L’Italia è la prima economia nella Moda nell’Ue a 27 e i pesanti effetti della pandemia su questo rilevante settore del Made in Italy rappresenta un problema di dimensione europea. Nel settore attive 55mila micro e piccole imprese (MPI) con 306mila addetti, il 65,8% del settore, un peso di 13,8 punti superiore alla media della manifattura. Alta vocazione artigiana, con 35mila imprese e 155mila occupati, il 33,3% del settore.
La guerra in Ucraina coinvolge in pieno il comparto della Moda, secondo settore di export in Russia dopo quello dei macchinari e maggiormente penalizzato da crisi di Crimea del 2014, con una perdita di 6,9 miliardi di euro di export in Russia in 8 anni. Umbria, Marche, Emilia-Romagna e Veneto i sistemi territoriali della Moda più esposti sul mercato russo; nelle Marche e in Umbria maggiore peso del sistema di MPI.
Segnali congiunturali di sensibile miglioramento delle attese delle imprese della Moda per l’occupazione. Dall’autunno migliorano le attese sugli ordini, con un segnale di rallentamento a febbraio 2022, ma il saldo rimane superiore alla media del manifatturiero. Nel tessile crescita congiunturale della produzione in tutti e quattro i trimestri del 2021 mentre nell’ultimo trimestre del 2021 si registra una crescita congiunturale anche per l’abbigliamento.
La recessione causata dalla pandemia ha pesato maggiormente sulle imprese della Moda, che presenta un forte ritardo nella ripresa. Nel 2021 la produzione rimane oltre un quinto inferiore ai livelli del 2019, un ritardo di intensità doppia rispetto alla media Ue. Rispetto ai livelli del 2019, persi 18 miliardi di fatturato nel 2020 e 4,0 miliardi nel 2021, cumulando nel biennio 22 miliardi di minori ricavi. Di analogo ordine di grandezza la minore spesa per consumi, che nel biennio 2020-2021 cumula una perdita di 23,5 miliardi di euro, con un livello della spesa che nel 2021 risulta inferiore del 7,5% a quelli di 25 anni prima.
Nel 2021 la Moda è l’unico comparto della manifattura con esportazioni che rimangono inferiori al livello 2019. In territorio positivo l’export sui mercati di Cina, Polonia e Corea del Sud; nell’Unione europea sono in positivo i mercati di Francia e Paesi Bassi, con un recupero pressoché completo in Germania.
In chiave territoriale le esportazioni nel 2021 sono sopra ai livelli pre-pandemia in Lazio, Trentino-Alto Adige e Basilicata, mentre sono vicine al completo recupero il Veneto, terza regione per valore del Made in Italy della Moda.

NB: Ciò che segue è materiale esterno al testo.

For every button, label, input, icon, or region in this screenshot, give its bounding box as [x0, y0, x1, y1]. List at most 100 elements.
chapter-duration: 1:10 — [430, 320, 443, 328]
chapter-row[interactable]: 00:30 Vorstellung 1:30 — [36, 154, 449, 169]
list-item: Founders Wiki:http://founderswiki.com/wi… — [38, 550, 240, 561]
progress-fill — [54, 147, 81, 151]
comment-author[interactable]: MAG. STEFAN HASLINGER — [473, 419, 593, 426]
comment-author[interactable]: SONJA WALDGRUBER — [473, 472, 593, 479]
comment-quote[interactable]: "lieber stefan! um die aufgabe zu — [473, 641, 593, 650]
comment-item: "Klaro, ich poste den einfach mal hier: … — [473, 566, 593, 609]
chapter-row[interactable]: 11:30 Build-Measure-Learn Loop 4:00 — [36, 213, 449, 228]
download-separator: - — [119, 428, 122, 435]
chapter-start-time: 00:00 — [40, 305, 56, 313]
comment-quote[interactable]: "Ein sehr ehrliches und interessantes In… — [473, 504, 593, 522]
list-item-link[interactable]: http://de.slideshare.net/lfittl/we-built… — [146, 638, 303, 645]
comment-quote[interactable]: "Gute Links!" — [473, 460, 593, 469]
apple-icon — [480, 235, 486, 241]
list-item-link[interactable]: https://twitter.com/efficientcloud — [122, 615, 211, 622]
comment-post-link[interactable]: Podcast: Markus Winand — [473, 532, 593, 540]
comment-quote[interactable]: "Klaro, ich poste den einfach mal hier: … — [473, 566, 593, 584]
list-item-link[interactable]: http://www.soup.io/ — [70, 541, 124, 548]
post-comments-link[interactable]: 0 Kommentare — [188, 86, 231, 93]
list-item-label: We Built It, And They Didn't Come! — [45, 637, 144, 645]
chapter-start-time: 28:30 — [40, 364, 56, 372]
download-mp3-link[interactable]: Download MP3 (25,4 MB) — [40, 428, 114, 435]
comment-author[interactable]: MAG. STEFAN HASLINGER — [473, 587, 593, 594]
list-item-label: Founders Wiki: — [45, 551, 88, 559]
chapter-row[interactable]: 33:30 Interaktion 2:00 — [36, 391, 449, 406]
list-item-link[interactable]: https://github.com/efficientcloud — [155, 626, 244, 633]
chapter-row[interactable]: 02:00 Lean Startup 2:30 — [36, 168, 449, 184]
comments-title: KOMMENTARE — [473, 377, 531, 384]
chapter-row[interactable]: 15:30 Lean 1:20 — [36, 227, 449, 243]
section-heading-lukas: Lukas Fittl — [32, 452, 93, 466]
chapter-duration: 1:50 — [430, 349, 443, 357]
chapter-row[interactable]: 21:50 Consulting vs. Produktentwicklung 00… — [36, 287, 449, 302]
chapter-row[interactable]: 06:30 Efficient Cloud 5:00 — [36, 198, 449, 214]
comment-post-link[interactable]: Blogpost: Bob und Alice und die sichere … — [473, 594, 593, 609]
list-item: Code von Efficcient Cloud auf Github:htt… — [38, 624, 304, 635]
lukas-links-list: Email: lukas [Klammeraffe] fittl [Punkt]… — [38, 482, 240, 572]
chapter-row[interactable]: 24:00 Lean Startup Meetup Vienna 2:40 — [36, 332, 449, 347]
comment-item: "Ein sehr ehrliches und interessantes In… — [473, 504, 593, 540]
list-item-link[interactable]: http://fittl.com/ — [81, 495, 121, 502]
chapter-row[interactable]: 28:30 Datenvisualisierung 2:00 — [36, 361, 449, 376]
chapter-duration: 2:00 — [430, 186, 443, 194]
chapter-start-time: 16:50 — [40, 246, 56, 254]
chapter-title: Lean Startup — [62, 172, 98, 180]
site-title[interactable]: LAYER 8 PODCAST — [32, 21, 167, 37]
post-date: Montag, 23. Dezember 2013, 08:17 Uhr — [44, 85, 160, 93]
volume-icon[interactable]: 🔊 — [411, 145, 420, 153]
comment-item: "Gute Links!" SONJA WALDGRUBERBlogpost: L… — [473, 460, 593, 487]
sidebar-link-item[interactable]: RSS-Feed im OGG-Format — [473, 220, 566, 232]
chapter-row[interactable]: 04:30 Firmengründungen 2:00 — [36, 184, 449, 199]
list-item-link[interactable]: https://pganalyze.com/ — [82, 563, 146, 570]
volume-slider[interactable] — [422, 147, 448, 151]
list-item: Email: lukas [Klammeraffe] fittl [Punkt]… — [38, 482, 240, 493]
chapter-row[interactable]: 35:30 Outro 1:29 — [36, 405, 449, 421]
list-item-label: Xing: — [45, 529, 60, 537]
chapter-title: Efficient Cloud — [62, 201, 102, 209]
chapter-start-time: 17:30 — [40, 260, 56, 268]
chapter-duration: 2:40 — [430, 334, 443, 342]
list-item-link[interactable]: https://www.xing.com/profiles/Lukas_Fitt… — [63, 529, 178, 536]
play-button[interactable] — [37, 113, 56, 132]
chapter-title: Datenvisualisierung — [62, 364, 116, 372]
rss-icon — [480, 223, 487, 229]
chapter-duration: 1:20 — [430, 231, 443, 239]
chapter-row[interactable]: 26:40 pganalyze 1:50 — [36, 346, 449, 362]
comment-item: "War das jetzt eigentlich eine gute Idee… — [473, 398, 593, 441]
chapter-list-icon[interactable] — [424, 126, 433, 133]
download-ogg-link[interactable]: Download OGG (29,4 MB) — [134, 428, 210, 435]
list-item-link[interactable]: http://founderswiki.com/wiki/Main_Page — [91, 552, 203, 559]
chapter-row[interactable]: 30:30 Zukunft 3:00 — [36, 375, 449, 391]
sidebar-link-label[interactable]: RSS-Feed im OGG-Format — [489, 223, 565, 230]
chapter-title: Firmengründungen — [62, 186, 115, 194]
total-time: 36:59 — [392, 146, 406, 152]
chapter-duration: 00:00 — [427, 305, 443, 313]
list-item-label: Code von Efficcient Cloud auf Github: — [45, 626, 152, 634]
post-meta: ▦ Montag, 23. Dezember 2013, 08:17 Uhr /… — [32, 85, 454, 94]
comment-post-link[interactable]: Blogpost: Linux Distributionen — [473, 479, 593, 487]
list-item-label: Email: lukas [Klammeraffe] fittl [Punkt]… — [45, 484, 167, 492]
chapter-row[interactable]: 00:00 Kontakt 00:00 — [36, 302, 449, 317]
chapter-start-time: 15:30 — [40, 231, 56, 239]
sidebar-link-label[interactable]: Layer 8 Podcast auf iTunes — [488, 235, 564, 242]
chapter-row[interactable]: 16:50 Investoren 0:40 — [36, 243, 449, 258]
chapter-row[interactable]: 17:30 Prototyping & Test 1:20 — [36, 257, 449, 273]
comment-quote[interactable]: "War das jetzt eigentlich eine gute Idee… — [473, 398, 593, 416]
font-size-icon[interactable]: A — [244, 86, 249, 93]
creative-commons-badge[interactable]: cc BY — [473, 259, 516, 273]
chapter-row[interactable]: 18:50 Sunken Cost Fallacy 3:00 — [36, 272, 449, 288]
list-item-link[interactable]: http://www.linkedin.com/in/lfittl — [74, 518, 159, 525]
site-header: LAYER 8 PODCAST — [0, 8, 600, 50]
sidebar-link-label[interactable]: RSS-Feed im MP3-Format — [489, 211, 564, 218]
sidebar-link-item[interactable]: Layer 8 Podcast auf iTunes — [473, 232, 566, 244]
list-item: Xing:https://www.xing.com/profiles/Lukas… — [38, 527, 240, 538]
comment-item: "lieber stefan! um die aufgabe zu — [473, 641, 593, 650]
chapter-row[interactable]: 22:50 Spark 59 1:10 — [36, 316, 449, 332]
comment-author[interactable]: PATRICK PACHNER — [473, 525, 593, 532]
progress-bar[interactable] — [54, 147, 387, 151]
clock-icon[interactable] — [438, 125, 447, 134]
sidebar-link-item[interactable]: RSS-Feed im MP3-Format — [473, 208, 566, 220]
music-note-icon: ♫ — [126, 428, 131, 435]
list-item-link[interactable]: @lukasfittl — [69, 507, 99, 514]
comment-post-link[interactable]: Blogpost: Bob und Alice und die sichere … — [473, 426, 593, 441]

Nonostante la difficile fase del ciclo, si conferma la crescita qualitativa del made in Italy dei prodotti della moda, con un aumento del valore intrinseco delle esportazioni ampiamente superiore alla dinamica dei prezzi nell’ultimo biennio.
Sul fronte del lavoro, la moda è il settore manifatturiero con la più alta quota di addetti donne. Il paradosso di una domanda debole e il difficile reperimento del 41,5% delle entrate per le professioni specializzate della Moda, con una accentuazione del fenomeno nelle Marche, Emilia-Romagna, Veneto e Campania.
Il persistere della crisi di domanda per le imprese del settore si associa ad un minore dinamismo dei prezzi alla produzione. Per i costi delle materie prime, si segnalano tensioni sulle quotazioni del cotone, mentre pesa il caro-energia, in particolare per il cluster del finissaggio dei prodotti tessili.
Le interruzioni nelle catene di approvvigionamento globali riverberano sulle imprese della Moda ostacoli alla produzione per allungamento dei tempi di consegna, insufficiente disponibilità dei materiali e costi dei container quintuplicati. Nel contesto internazionale viene messo a rischio la produzione ‘full Made in Italy’ soprattutto della Moda: viene, infatti, esportato in Italia la metà (50,2%) del fatturato delle multinazionali estere a controllo nazionale del settore, cinque volte il 10,9% del Manifatturiero, e nel dettaglio il 53,0% del Tessile e abbigliamento ed il 40,9% della Pelle sono le quote più alte registrate nei comparti manifatturieri.